IE flaw puts Windows XP SP2 at risk

A flaw has been discovered in Internet Explorer that could enable a remote attack on systems running Windows XP with Service Pack 2, eEye Digital Security has warned.

The flaw, which also affects systems running Windows XP, is found in the default installations of Microsoft's IE, according to an advisory released by the security company on Thursday.

"The flaw is not wormable but allows for the remote execution (of code) with some level of end-user intervention," said Mike Puterbaugh, eEye's senior director of product marketing.

The discovery of this IE flaw comes just over a month after Microsoft issued a cumulative patch addressing three vulnerabilities for IE.

The new IE flaw also adds to another vulnerability, discovered last month, that affects systems using Windows XP SP2.

Microsoft's Windows XP with SP2 is designed to make it more difficult for attackers to run malicious software on users' computers.

A Microsoft representative confirmed that the company had received the report from eEye and said it will be investigating the issue. Because the details of the vulnerabilities have not been made public, users are not at risk of an exploit being developed to take advantage of the flaw, the representative said.

eEye has provided Microsoft with details about the flaw, but the security researcher does not release details to the public until a vendor has developed a relevant patch or issued an advisory.

[Christopher Hall]

Here come the zealots

"YUO SILLEE MICROSNOT WINDOZE PEE CEE UZERS KEEP USING TEH BROKEEN OPERATING SYSTERMS LOLOL"

~sigh~

[OneWithTech]

This should come as no surprise.......

...to the IT field; patch; after patch; after patch.

Imagine if you will:

That your house has 3 of it's windows open all the time. TwentyFour hours a day, seven days a week.

The chance that a burgular will come upon your house and rob you seems pretty damn good.

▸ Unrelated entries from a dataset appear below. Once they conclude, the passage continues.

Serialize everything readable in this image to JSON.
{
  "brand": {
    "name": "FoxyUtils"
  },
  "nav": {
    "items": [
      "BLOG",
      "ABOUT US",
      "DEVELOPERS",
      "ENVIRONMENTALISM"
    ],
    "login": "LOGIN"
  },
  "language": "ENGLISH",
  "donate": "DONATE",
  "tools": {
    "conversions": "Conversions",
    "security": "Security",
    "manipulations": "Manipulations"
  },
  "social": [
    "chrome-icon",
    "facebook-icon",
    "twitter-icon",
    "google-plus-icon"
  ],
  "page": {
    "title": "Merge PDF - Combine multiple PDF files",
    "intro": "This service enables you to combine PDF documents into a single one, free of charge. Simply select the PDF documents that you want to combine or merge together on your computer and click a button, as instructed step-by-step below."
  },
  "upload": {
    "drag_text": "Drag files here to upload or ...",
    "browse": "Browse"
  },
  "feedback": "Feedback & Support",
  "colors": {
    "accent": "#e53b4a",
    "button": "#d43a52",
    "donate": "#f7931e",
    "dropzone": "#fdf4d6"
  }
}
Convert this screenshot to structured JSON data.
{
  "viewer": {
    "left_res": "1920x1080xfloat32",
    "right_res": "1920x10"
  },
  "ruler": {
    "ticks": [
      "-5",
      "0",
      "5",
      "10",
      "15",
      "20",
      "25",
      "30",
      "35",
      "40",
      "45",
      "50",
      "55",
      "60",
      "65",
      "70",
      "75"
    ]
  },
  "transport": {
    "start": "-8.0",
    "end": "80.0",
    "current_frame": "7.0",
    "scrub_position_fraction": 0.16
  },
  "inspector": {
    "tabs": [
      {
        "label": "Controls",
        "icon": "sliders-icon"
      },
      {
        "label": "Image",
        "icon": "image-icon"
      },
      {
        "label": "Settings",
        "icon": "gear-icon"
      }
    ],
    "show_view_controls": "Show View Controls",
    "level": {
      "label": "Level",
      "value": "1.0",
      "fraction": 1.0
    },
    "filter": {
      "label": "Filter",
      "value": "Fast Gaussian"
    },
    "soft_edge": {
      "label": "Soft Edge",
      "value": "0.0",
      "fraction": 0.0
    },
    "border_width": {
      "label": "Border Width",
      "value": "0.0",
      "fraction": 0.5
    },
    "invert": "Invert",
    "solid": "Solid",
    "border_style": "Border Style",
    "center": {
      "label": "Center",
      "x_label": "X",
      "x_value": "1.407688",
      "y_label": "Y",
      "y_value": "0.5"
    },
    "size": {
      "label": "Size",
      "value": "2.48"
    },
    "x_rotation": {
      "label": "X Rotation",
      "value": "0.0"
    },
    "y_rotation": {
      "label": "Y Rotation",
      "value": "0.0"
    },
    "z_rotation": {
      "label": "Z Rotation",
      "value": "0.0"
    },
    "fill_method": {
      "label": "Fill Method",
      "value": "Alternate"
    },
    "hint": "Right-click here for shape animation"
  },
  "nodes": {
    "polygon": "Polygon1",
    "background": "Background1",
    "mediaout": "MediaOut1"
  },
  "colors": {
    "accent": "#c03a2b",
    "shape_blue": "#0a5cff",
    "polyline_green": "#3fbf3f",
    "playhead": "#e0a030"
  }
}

Your computer is no different in the sence that; there are numberous security holes still not patched to date. These are security holes that even your antivirus can't defend. That is if your antivirus is still working after Microsoft releases a patch.

You see, programs compiled from many pieces of other programs. When Microsoft has to fix one of those little peices, over even a big peice. The chance that every program installed on your computer is affected too. In one form or another.

This is generally why most programs intstalled on XP are forced to do some form of update. When Microsoft released the integrated firewall and a bunch of other security things. It forced most companies with software installed to come up with compatible code.

When Service Pack 2 was released some time ago Microsoft made quite a few changes. Most of the immediate changes are noticed right away, the rest are noticed when you try to figure out why you XP landscape has changed.

To most people this is all greek, all the setting's to set: Greek. To Me, and the Security Experts like Eeye, this is not greek. It's also a pain in the ass when your diagnosing a computer.

So,if you can image (once again), if's it's a pain in the ass for an expirenced IT guy, then it has to be a lot worse for the programmers that have to release updates due to the release of Service Pack 2.

That is, of course, if your going to take the time to update your programs. A lot of my clients look for alternative's to the more expensive titles. So these alternative programs tend to take a bit longer to produce the necessary patch to ensure compatibility with XP Service Pack 2.

If my writing aren't enough, see for yourself. Due and update on one of the programs on your desktop. Go to the manufacture's website and even see if there maybe and update.

This I guarentee:

You will come up on a manufactures site that will have a visible posting:

Questions and Know Issues with Service Pack 2

Justin

[System Tyrant]

Question.

Why did Microsoft integrate IE's core into the OS?

I have heard that it's because of speed, but I can't tell any difference in the speed at which IE and Firefox render pages.

Is IE's core also part of the file browser in Windows?

I use to believe that IE was integrated because at one time everybody believed that programs and GUI's would be web based. My reason for asking is that I don't think I have ever really heard a reason. Well, at least one that not filled with conspiracy theories.

[Christopher Hall]

I seem to recall...

I seem to recall reading somewhere that IE was tied into the core of Windows in response to Netscape apparently planning to make their own operating system based on the Netscape technologies. Pre-IE4, Microsoft had their internet browser as an independent application. However, this new "threat" was enough to get Microsoft to get a leg up on the competition.

This Netscape OS obviously never came to pass, but we got IE tangled around the core nonetheless.